İBB'ye yönelik ikinci dalga operasyonda 'Suç örgütü kurma, rüşvet, ihaleye fesat karıştırma, irtikap ve nitelikli dolandırıcılık' gibi suçlamalarla gözaltına alınanların 48 kişiden 30'u adliyeye sevk edilirken 18'i tutuklandı, 12 kişi ise adli kontrol şartıyla serbest bırakıldı. Süreci "İBB’ye fiilen kayyım atama planı" olarak nitelendiren CHP Aydın milletvekili Süleyman Bülbül "Aileye, eşlere, çocuklara, evdeki kumbaraya el uzatacak kadar büyük bir gözü dönmüşlük ve kötülükle karşı karşıyayız" diyerek sert çıktı. Bülbül "AKP, son demlerini yaşadığı iktidarını hileyle, uydurma suçlamalarla, rakiplerini hukuksuzca cezaevine yollamakla sürdürme telaşında. Bu süreçte toplumsal ve siyasal muhalefete topyekün düşman hukuku, intikam hukuku uygulandı! Bugün tüm muhalefete, İBB’ye ve Cumhurbaşkanı Adayımız İBB Başkanı Ekrem İmamoğlu’na yönelik yürütülen yargı süreçleri, bırakın somut ve ciddi deliller içermeyi uluorta seçmen iradesini cezalandırmaya yönelik hukuksuz bir tasfiye mekanizmasına dönüşmüştür" dedi.

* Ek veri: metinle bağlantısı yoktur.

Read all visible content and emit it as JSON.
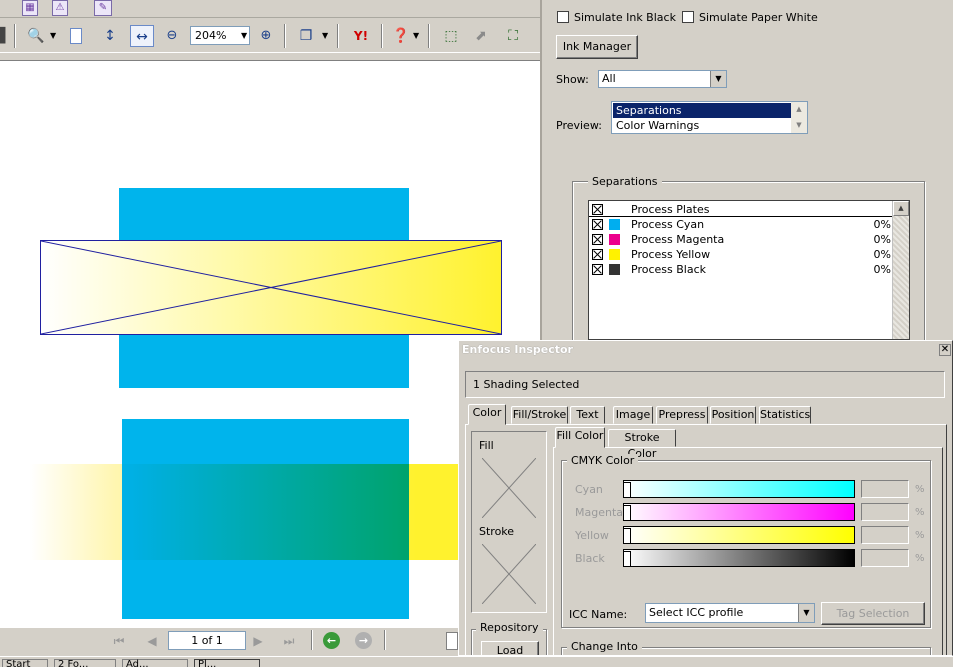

"DÜŞMAN CEZA HUKUKU UYGULUYORLAR"
Avukat olan Süleyman Bülbül "Ceza yargılaması, evrensel hukuk ilkeleri gereği şahsilik, masumiyet karinesi ve silahların eşitliği gibi temel güvencelere dayanır. Evrensel hukukun kuralıdır: önce birilerini suçlu ilan edip ardından delil uydurmak yoktur hukukta. Delilden suçluya ulaşma ilkesi esastır. Oysa bu süreçte maksatlı soruşturmalarla, delil icat etmelerle yalnızca hedef alınan kişiye değil, onun ailesine, sosyal çevresine hatta özel hayatına müdahale edilerek kolektif bir düşman ceza hukuku uygulanmıştır. Siyasi iktidar, ısmarlama soruşturmalar ve özel olarak seçilmiş yargı kadroları eliyle kamu gücünü muhalefeti tasfiye etmekte kullanmaktadır. İktidarın uyguladığı bu intikam hukuku ve düşman ceza hukuku anlayışı, Anayasa'nın 2. maddesi ile güvence altına alınan hukuk devleti ilkesini tasfiye eden, Anayasal düzeni fiilen askıya alan bir olağanüstü hâl rejimidir" ifadelerini kullandı.